Di atas meja masih tergeletak dua lembar kertas yang mesti ia hafal. Seharian ia berjuang untuk menaklukan baris demi baris kertas itu. Kini, ia menyeruput kopi untuk menghadang rasa kantuk yang mulai menyerang. Malam segera akan berganti dini hari, dan Sabarno mesti berlatih lagi. Besok seorang penasehatnya akan melihat perkembangannya. Maka, setelah, menyeruput kopi buatan istri, ia kembali memungut lembaran kertas itu, dan mengepalkan tangannya.

“Ingat, Pak, jangan pernah meremehkan pidato!”. Kata penasehatnya, suatu kali sesaat setelah ia memberikan sambutan pada peresmian pencalonannya menjadi walikota. Penasehatnya memberi wejangan yang tajam gara-gara dalam sambutannya itu ia melakukan kesalahan yang fatal. Bagaimana tidak, ia membaca begitu saja sapaan “Yth” yang semestinya ia ucapkan “Yang terhormat”. Entah, karena grogi atau karena tak menyiapkan diri, ia bisa melakukan itu. Bisa jadi sekretarisnya juga memberikan kertas pidato itu terlambat. Setidaknya, ia lebih beruntung karena tidak membaca apa adanya tulisan “Bapak2, ibu2”. Pasti orang akan tertawa terbahak-bahak, bila ia tanpa bersalah mengucapkan sapaan seperti ini: Yth Bapak dua, ibu dua. Namun, kesalahan menyebut kata sapaan yang pertama itu cukup membuatnya bertekuk lutut di hadapan penasehatnya yang ahli pidato itu.

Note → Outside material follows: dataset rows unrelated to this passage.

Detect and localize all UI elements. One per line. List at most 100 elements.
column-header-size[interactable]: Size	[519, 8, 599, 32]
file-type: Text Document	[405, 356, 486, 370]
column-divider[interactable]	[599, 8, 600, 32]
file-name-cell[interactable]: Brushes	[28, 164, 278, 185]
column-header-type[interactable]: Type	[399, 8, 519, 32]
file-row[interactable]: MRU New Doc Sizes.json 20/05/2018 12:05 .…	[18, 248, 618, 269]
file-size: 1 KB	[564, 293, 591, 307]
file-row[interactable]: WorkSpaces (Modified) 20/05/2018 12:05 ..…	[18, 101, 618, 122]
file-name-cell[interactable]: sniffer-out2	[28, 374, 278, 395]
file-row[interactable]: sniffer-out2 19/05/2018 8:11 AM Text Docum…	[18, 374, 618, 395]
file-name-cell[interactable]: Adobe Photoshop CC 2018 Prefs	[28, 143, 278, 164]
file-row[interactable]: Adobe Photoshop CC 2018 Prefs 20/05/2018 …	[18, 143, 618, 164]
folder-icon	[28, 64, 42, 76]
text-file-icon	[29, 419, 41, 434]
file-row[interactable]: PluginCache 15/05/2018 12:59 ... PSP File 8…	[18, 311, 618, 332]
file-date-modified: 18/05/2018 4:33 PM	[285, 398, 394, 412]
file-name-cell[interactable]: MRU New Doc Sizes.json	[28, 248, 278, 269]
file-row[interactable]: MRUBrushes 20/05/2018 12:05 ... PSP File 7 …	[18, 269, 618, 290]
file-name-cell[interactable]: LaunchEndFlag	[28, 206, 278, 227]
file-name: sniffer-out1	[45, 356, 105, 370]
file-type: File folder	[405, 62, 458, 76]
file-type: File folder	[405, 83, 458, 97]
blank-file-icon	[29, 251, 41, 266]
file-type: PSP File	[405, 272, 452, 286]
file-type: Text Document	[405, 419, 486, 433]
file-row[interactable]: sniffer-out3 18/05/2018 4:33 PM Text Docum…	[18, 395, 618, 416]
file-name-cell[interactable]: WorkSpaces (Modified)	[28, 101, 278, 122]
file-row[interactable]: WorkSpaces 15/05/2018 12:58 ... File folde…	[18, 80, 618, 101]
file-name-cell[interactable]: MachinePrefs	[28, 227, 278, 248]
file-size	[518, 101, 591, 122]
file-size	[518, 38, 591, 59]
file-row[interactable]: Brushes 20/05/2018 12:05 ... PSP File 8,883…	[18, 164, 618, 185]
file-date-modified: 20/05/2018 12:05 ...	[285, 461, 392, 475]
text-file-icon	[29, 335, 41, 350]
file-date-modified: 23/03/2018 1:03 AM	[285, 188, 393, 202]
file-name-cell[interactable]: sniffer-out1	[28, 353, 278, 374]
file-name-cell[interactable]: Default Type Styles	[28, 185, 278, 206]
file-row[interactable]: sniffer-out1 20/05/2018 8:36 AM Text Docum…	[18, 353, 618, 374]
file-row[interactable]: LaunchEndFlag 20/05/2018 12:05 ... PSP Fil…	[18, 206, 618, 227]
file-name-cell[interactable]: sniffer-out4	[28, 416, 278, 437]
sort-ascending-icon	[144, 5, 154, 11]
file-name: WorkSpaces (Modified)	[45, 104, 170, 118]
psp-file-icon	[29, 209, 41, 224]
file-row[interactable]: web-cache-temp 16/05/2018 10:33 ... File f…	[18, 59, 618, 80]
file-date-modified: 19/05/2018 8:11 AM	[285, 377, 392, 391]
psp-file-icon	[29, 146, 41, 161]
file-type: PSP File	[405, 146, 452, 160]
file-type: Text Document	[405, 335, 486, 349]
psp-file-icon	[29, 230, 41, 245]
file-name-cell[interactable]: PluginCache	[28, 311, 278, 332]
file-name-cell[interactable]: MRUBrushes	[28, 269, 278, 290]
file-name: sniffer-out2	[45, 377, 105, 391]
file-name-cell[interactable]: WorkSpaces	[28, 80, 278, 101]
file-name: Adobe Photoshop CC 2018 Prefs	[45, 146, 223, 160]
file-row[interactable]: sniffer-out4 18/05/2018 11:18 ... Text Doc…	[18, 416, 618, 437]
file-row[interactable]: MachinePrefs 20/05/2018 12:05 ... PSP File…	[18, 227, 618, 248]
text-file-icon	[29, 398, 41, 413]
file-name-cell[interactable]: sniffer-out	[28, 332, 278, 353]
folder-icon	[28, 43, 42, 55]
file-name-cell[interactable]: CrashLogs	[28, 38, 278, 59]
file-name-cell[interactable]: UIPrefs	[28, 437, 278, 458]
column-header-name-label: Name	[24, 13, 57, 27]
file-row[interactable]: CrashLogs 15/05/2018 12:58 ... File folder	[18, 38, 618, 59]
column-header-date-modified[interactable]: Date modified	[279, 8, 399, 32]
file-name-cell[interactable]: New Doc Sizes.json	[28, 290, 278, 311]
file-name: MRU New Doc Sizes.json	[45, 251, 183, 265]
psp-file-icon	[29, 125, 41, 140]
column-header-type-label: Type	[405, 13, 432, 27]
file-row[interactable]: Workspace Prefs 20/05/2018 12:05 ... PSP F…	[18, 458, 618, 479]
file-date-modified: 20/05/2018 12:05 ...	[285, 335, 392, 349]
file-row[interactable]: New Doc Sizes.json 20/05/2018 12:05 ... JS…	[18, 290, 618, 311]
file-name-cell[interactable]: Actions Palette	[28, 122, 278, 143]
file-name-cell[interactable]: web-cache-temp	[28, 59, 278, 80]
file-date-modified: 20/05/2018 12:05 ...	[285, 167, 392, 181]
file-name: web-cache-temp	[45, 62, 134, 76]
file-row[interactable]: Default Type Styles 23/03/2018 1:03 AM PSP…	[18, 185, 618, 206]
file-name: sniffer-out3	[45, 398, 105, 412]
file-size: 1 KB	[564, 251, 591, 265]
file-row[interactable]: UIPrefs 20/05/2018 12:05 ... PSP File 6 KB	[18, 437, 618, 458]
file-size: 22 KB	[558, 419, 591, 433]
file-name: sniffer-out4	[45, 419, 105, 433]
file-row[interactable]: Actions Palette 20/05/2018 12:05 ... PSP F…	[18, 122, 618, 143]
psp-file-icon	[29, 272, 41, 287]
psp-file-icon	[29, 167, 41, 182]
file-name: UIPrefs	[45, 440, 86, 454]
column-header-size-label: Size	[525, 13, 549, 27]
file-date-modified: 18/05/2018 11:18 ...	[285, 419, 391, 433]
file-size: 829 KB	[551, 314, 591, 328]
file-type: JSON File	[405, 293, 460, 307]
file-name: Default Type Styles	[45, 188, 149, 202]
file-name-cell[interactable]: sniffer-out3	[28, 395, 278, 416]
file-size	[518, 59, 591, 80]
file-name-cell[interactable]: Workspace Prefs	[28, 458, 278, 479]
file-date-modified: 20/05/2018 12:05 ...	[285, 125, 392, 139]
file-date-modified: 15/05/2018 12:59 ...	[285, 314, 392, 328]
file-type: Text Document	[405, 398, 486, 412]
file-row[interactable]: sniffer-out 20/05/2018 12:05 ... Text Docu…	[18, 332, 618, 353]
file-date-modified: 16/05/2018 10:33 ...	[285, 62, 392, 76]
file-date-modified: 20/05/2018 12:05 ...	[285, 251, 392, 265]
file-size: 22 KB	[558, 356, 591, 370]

“Politik itu, pak, adalah seni mempengaruhi orang. Dan, pidato adalah salah satu perangkat utamanya. Yang menguasai kata-kata itulah yang akan berkuasa.” Dengan gaya teatrikal penasehatnya menjelaskan. Sabarno mengangguk, terkesima akan penjelasan yang menyakinkan itu.

“Bapak harus tahu bahwa pidato itu adalah seni menyihir massa. Dengan kata-kata, di depan senat Roma, Cicero membongkar persengkongkolan Catilinia. Dengan kata-kata, Bung Karno membakar amarah massa dan siap berperang dengan negeri tetangga. Dengan kata-kata pula, Bung Tomo menyihir arek-arek Surabaya menjadi beringas, tanpa ragu mengangkat senjata melawan sekutu.”

Sabarno hanya bisa berdehem lembut menyambut penjelasan penasehatnya yang makin tak bisa disangkal. Sesaat Sabarno membatin, barangkali penasehatnya ini memang sengaja dikirim Tuhan untuk membantunya menuju kursi wali kota. Ia pun patuh dengan apa saja yang disarankan oleh penasehatnya itu. Ia tak menolak ketika diminta menghafalkan kata-kata asing. Konon, kata asing membuat kita terlihat cerdas, dalih penasehatnya. Ia pun tak menolak ketika penasehatnya membawanya ke pantai. Penasehatnya ingin menguji apakah suara lantang Sabarno sudah mampu membelah debur ombak dan angin pantai. Pun juga ketika Sabarno diminta menyamar jadi pedagang asongan hanya sekedar mengetes suara kerasnya beradu dengan jerit kendaraan yang berlalu lalang. Ia selalu tunduk kepada penasehatnya sebab ia percaya penasehatnya adalah kiriman Tuhan.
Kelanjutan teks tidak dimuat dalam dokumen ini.